Save the score with the date. After 30 days you have a trend line worth showing an executive. Most teams use Grafana, Plausible, or just SQLite plus a tiny Recharts page.
import fs from "node:fs/promises";
const today = new Date().toISOString().slice(0, 10);
const score = computeScore(presence, "Pipedrive");
const row = { date: today, ...score };
const log = JSON.parse(await fs.readFile("scores.json").catch(() => "[]"));
log.push(row);
await fs.writeFile("scores.json", JSON.stringify(log, null, 2));Plot overall as the headline metric. Plot per-surface as the breakdown. The first 30 days of trend data is what makes the deck slide work.
What this costs
30 queries × $0.50 × 30 days = $450 worst case. With 60% cache hits over a daily run, the real bill is closer to $30 to $50 a month. Add 20 more queries for better statistical significance and you are still under $80.
Where most builds get stuck
Two specific traps.
Picking the wrong queries. Most teams start with the broad ones ("best CRM"). Those are the queries every brand competes on. Your visibility is naturally low. Add 10 long-tail conversational queries that match how your specific customers ask. Those move the score where the broad queries cannot.

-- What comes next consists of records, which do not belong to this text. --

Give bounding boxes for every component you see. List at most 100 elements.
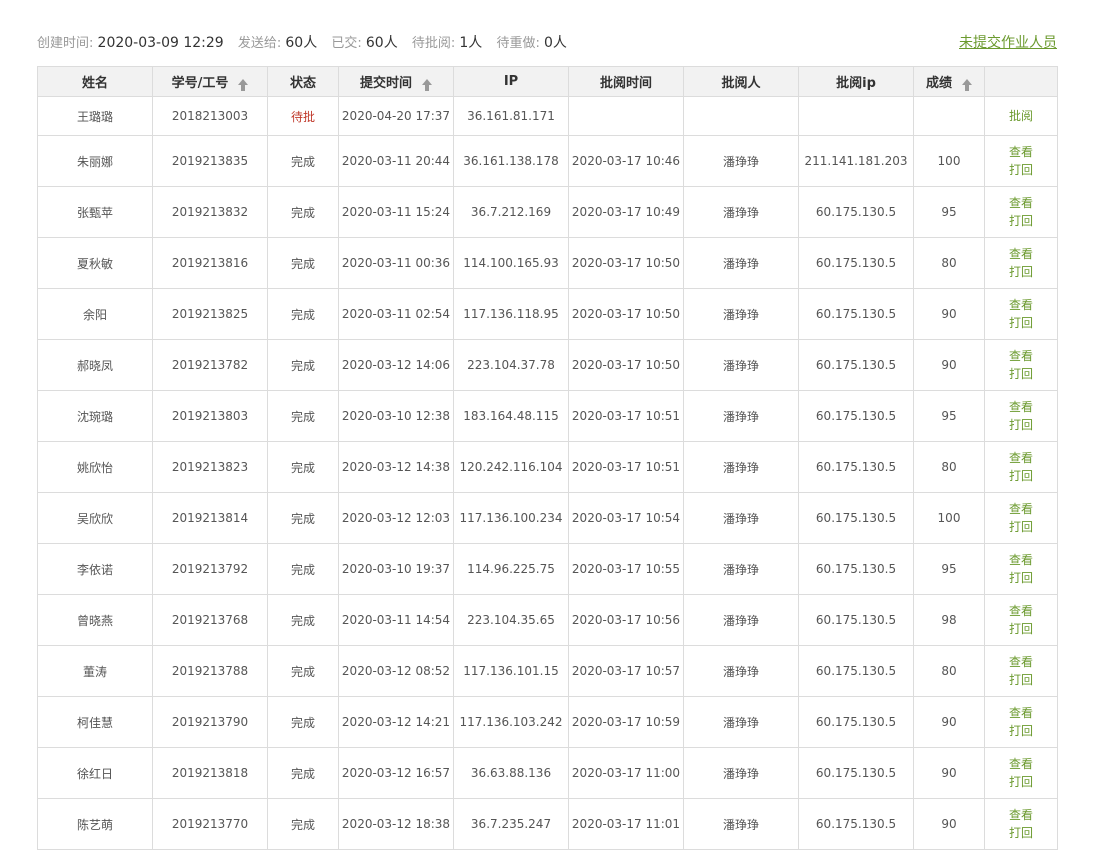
table-row: 沈琬璐 2019213803 完成 2020-03-10 12:38 183.1… [37, 390, 1058, 442]
cell-review-time: 2020-03-17 10:57 [568, 645, 684, 697]
cell-score: 80 [913, 645, 985, 697]
cell-reviewer: 潘琤琤 [683, 543, 799, 595]
cell-reviewer: 潘琤琤 [683, 645, 799, 697]
view-link[interactable]: 查看 [986, 602, 1057, 620]
sort-up-icon[interactable] [962, 78, 972, 91]
view-link[interactable]: 查看 [986, 449, 1057, 467]
cell-submit-time: 2020-03-12 14:21 [338, 696, 454, 748]
return-link[interactable]: 打回 [986, 722, 1057, 740]
cell-id: 2019213788 [152, 645, 268, 697]
view-link[interactable]: 查看 [986, 551, 1057, 569]
cell-name: 董涛 [37, 645, 153, 697]
cell-id: 2019213835 [152, 135, 268, 187]
cell-reviewer: 潘琤琤 [683, 747, 799, 799]
return-link[interactable]: 打回 [986, 467, 1057, 485]
table-row: 夏秋敏 2019213816 完成 2020-03-11 00:36 114.1… [37, 237, 1058, 289]
cell-reviewer: 潘琤琤 [683, 135, 799, 187]
table-row: 柯佳慧 2019213790 完成 2020-03-12 14:21 117.1… [37, 696, 1058, 748]
cell-id: 2019213803 [152, 390, 268, 442]
cell-id: 2018213003 [152, 96, 268, 136]
cell-actions: 查看 打回 [984, 798, 1058, 850]
cell-ip: 117.136.101.15 [453, 645, 569, 697]
cell-reviewer: 潘琤琤 [683, 390, 799, 442]
view-link[interactable]: 查看 [986, 296, 1057, 314]
view-link[interactable]: 查看 [986, 347, 1057, 365]
return-link[interactable]: 打回 [986, 263, 1057, 281]
cell-name: 吴欣欣 [37, 492, 153, 544]
return-link[interactable]: 打回 [986, 161, 1057, 179]
col-score-header[interactable]: 成绩 [913, 66, 985, 97]
cell-name: 姚欣怡 [37, 441, 153, 493]
table-row: 郝晓凤 2019213782 完成 2020-03-12 14:06 223.1… [37, 339, 1058, 391]
return-link[interactable]: 打回 [986, 365, 1057, 383]
cell-score: 80 [913, 441, 985, 493]
cell-status: 完成 [267, 237, 339, 289]
cell-actions: 查看 打回 [984, 543, 1058, 595]
return-link[interactable]: 打回 [986, 569, 1057, 587]
return-link[interactable]: 打回 [986, 314, 1057, 332]
cell-score: 80 [913, 237, 985, 289]
cell-review-ip: 60.175.130.5 [798, 288, 914, 340]
cell-review-time: 2020-03-17 10:54 [568, 492, 684, 544]
return-link[interactable]: 打回 [986, 416, 1057, 434]
return-link[interactable]: 打回 [986, 212, 1057, 230]
cell-reviewer: 潘琤琤 [683, 798, 799, 850]
cell-actions: 查看 打回 [984, 339, 1058, 391]
cell-review-ip: 60.175.130.5 [798, 594, 914, 646]
return-link[interactable]: 打回 [986, 620, 1057, 638]
cell-submit-time: 2020-03-12 08:52 [338, 645, 454, 697]
cell-id: 2019213768 [152, 594, 268, 646]
cell-ip: 117.136.100.234 [453, 492, 569, 544]
view-link[interactable]: 查看 [986, 398, 1057, 416]
col-id-header[interactable]: 学号/工号 [152, 66, 268, 97]
cell-ip: 117.136.103.242 [453, 696, 569, 748]
cell-score: 90 [913, 339, 985, 391]
cell-reviewer: 潘琤琤 [683, 696, 799, 748]
cell-review-ip: 211.141.181.203 [798, 135, 914, 187]
cell-name: 郝晓凤 [37, 339, 153, 391]
cell-review-ip: 60.175.130.5 [798, 747, 914, 799]
view-link[interactable]: 查看 [986, 194, 1057, 212]
view-link[interactable]: 查看 [986, 245, 1057, 263]
cell-id: 2019213792 [152, 543, 268, 595]
cell-review-ip: 60.175.130.5 [798, 237, 914, 289]
review-link[interactable]: 批阅 [986, 107, 1057, 125]
cell-actions: 查看 打回 [984, 645, 1058, 697]
cell-status: 完成 [267, 696, 339, 748]
view-link[interactable]: 查看 [986, 653, 1057, 671]
return-link[interactable]: 打回 [986, 671, 1057, 689]
cell-review-time: 2020-03-17 11:00 [568, 747, 684, 799]
view-link[interactable]: 查看 [986, 806, 1057, 824]
cell-status: 完成 [267, 135, 339, 187]
cell-name: 曾晓燕 [37, 594, 153, 646]
cell-submit-time: 2020-03-12 14:06 [338, 339, 454, 391]
cell-name: 朱丽娜 [37, 135, 153, 187]
sent-value: 60人 [285, 35, 318, 51]
cell-review-time: 2020-03-17 10:56 [568, 594, 684, 646]
created-value: 2020-03-09 12:29 [97, 35, 224, 51]
view-link[interactable]: 查看 [986, 500, 1057, 518]
cell-ip: 223.104.37.78 [453, 339, 569, 391]
sort-up-icon[interactable] [422, 78, 432, 91]
cell-id: 2019213782 [152, 339, 268, 391]
col-submit-time-header[interactable]: 提交时间 [338, 66, 454, 97]
cell-name: 李依诺 [37, 543, 153, 595]
cell-submit-time: 2020-03-12 18:38 [338, 798, 454, 850]
view-link[interactable]: 查看 [986, 143, 1057, 161]
return-link[interactable]: 打回 [986, 773, 1057, 791]
cell-review-time: 2020-03-17 10:50 [568, 339, 684, 391]
sort-up-icon[interactable] [238, 78, 249, 91]
unsubmitted-members-link[interactable]: 未提交作业人员 [959, 33, 1057, 53]
cell-review-time: 2020-03-17 10:50 [568, 288, 684, 340]
submitted-value: 60人 [365, 35, 398, 51]
return-link[interactable]: 打回 [986, 518, 1057, 536]
view-link[interactable]: 查看 [986, 755, 1057, 773]
pending-value: 1人 [459, 35, 483, 51]
cell-actions: 查看 打回 [984, 696, 1058, 748]
col-actions-header [984, 66, 1058, 97]
cell-ip: 223.104.35.65 [453, 594, 569, 646]
return-link[interactable]: 打回 [986, 824, 1057, 842]
cell-score: 90 [913, 798, 985, 850]
cell-name: 沈琬璐 [37, 390, 153, 442]
view-link[interactable]: 查看 [986, 704, 1057, 722]
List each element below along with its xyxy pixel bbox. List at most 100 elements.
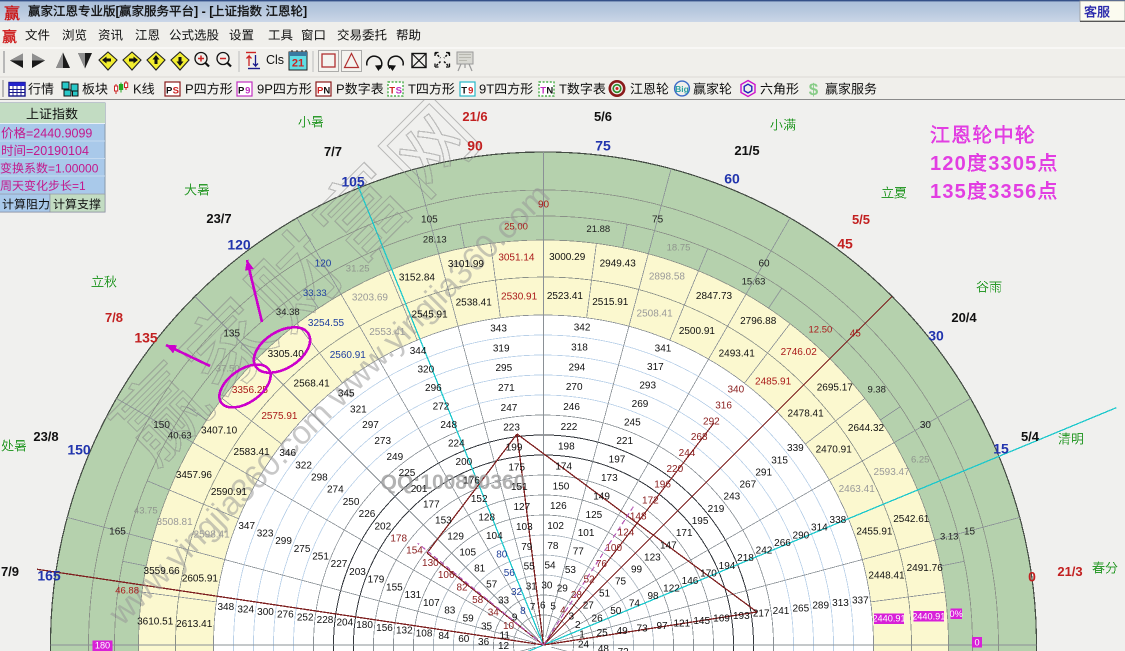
svg-text:2644.32: 2644.32 [848, 423, 885, 434]
svg-text:250: 250 [343, 497, 360, 508]
svg-text:272: 272 [433, 401, 450, 412]
svg-text:2542.61: 2542.61 [893, 514, 930, 525]
svg-text:202: 202 [374, 521, 391, 532]
svg-text:244: 244 [679, 448, 696, 459]
svg-text:156: 156 [376, 623, 393, 634]
svg-text:30: 30 [541, 581, 553, 592]
svg-text:219: 219 [708, 504, 725, 515]
svg-text:275: 275 [294, 544, 311, 555]
svg-text:77: 77 [573, 547, 585, 558]
svg-text:315: 315 [771, 455, 788, 466]
svg-text:K: K [133, 82, 142, 97]
svg-text:5/6: 5/6 [594, 109, 612, 124]
svg-text:60: 60 [458, 634, 470, 645]
svg-text:152: 152 [471, 494, 488, 505]
svg-text:176: 176 [463, 475, 480, 486]
svg-text:165: 165 [37, 568, 61, 584]
svg-text:34.38: 34.38 [276, 307, 300, 318]
svg-text:296: 296 [425, 383, 442, 394]
svg-text:82: 82 [456, 583, 468, 594]
svg-text:322: 322 [295, 460, 312, 471]
svg-text:145: 145 [693, 616, 710, 627]
svg-text:P: P [238, 86, 245, 97]
svg-text:29: 29 [557, 583, 569, 594]
svg-text:2695.17: 2695.17 [817, 383, 854, 394]
svg-text:9P: 9P [257, 82, 273, 97]
svg-text:129: 129 [447, 532, 464, 543]
svg-text:2448.41: 2448.41 [868, 571, 905, 582]
svg-text:337: 337 [852, 596, 869, 607]
svg-text:12: 12 [498, 641, 510, 651]
svg-text:T: T [559, 82, 567, 97]
svg-text:74: 74 [629, 599, 641, 610]
svg-text:298: 298 [311, 473, 328, 484]
svg-text:339: 339 [787, 443, 804, 454]
svg-text:2593.47: 2593.47 [874, 467, 911, 478]
svg-text:155: 155 [386, 582, 403, 593]
svg-text:150: 150 [153, 420, 170, 431]
svg-text:80: 80 [496, 550, 508, 561]
svg-text:169: 169 [713, 614, 730, 625]
svg-text:5: 5 [550, 602, 556, 613]
svg-text:28: 28 [571, 590, 583, 601]
svg-text:199: 199 [506, 443, 523, 454]
svg-text:124: 124 [618, 527, 635, 538]
svg-text:25.00: 25.00 [504, 221, 528, 232]
svg-text:226: 226 [359, 509, 376, 520]
svg-text:345: 345 [338, 389, 355, 400]
svg-text:242: 242 [756, 546, 773, 557]
svg-text:11: 11 [500, 631, 511, 642]
svg-text:131: 131 [405, 590, 422, 601]
svg-text:347: 347 [238, 521, 255, 532]
svg-text:154: 154 [406, 546, 423, 557]
svg-text:344: 344 [410, 346, 427, 357]
svg-text:342: 342 [574, 323, 591, 334]
svg-text:178: 178 [390, 534, 407, 545]
svg-text:31.25: 31.25 [346, 264, 370, 275]
svg-text:132: 132 [396, 626, 413, 637]
svg-text:60: 60 [758, 259, 770, 270]
svg-text:2440.91: 2440.91 [912, 611, 945, 621]
svg-text:316: 316 [715, 401, 732, 412]
svg-text:2455.91: 2455.91 [856, 527, 893, 538]
svg-text:101: 101 [578, 528, 595, 539]
svg-text:249: 249 [386, 452, 403, 463]
svg-text:0%: 0% [950, 609, 963, 619]
svg-text:20/4: 20/4 [951, 310, 977, 325]
svg-text:45: 45 [850, 329, 862, 340]
svg-text:2545.91: 2545.91 [412, 310, 449, 321]
svg-text:97: 97 [656, 621, 668, 632]
svg-text:148: 148 [630, 511, 647, 522]
svg-text:=1.00000: =1.00000 [48, 162, 99, 176]
svg-text:9T: 9T [479, 82, 494, 97]
svg-text:T: T [461, 86, 467, 97]
svg-text:201: 201 [411, 484, 428, 495]
svg-text:3559.66: 3559.66 [144, 566, 181, 577]
svg-text:21.88: 21.88 [586, 224, 610, 235]
svg-text:2478.41: 2478.41 [788, 409, 825, 420]
svg-text:4: 4 [560, 605, 566, 616]
svg-text:58: 58 [472, 595, 484, 606]
svg-text:222: 222 [561, 422, 578, 433]
svg-text:220: 220 [666, 464, 683, 475]
svg-text:135: 135 [134, 330, 158, 346]
svg-text:2746.02: 2746.02 [781, 347, 818, 358]
svg-text:317: 317 [647, 362, 664, 373]
svg-text:9: 9 [468, 86, 473, 97]
svg-text:2538.41: 2538.41 [456, 297, 493, 308]
svg-text:26: 26 [592, 613, 604, 624]
svg-text:246: 246 [563, 402, 580, 413]
svg-text:251: 251 [312, 552, 329, 563]
svg-text:8: 8 [520, 606, 526, 617]
svg-text:43.75: 43.75 [134, 505, 158, 516]
svg-text:31: 31 [526, 582, 538, 593]
svg-text:46.88: 46.88 [115, 586, 139, 597]
svg-text:52: 52 [583, 575, 595, 586]
svg-text:324: 324 [237, 604, 254, 615]
svg-text:103: 103 [516, 522, 533, 533]
svg-text:100: 100 [605, 543, 622, 554]
svg-text:54: 54 [544, 561, 556, 572]
svg-text:15: 15 [993, 441, 1009, 457]
svg-text:147: 147 [660, 540, 677, 551]
svg-text:241: 241 [773, 606, 790, 617]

Over-engineering the rollup. Some teams add weighting before they have 30 days of data. The weights are arbitrary, the math feels rigorous, and the score is misleading. Resist this. Start with equal weighting. Layer weighting in month three when you have evidence.
Frequently asked questions
What is an AI visibility score?
How is this different from share of voice?
How many queries do I need to make the score meaningful?
Do I need to weight surfaces differently?
What does the score look like for a typical SaaS brand?
How often should I publish the score internally?
Ship it this week
Day one: build the query set and the snapshot pipeline. Day two: roll up the score. Day three: schedule daily and start collecting trend data. By day thirty, you have a real visibility number with a trend line. That is the deck slide your CMO has been asking for.
The build is small. The deliverable is large.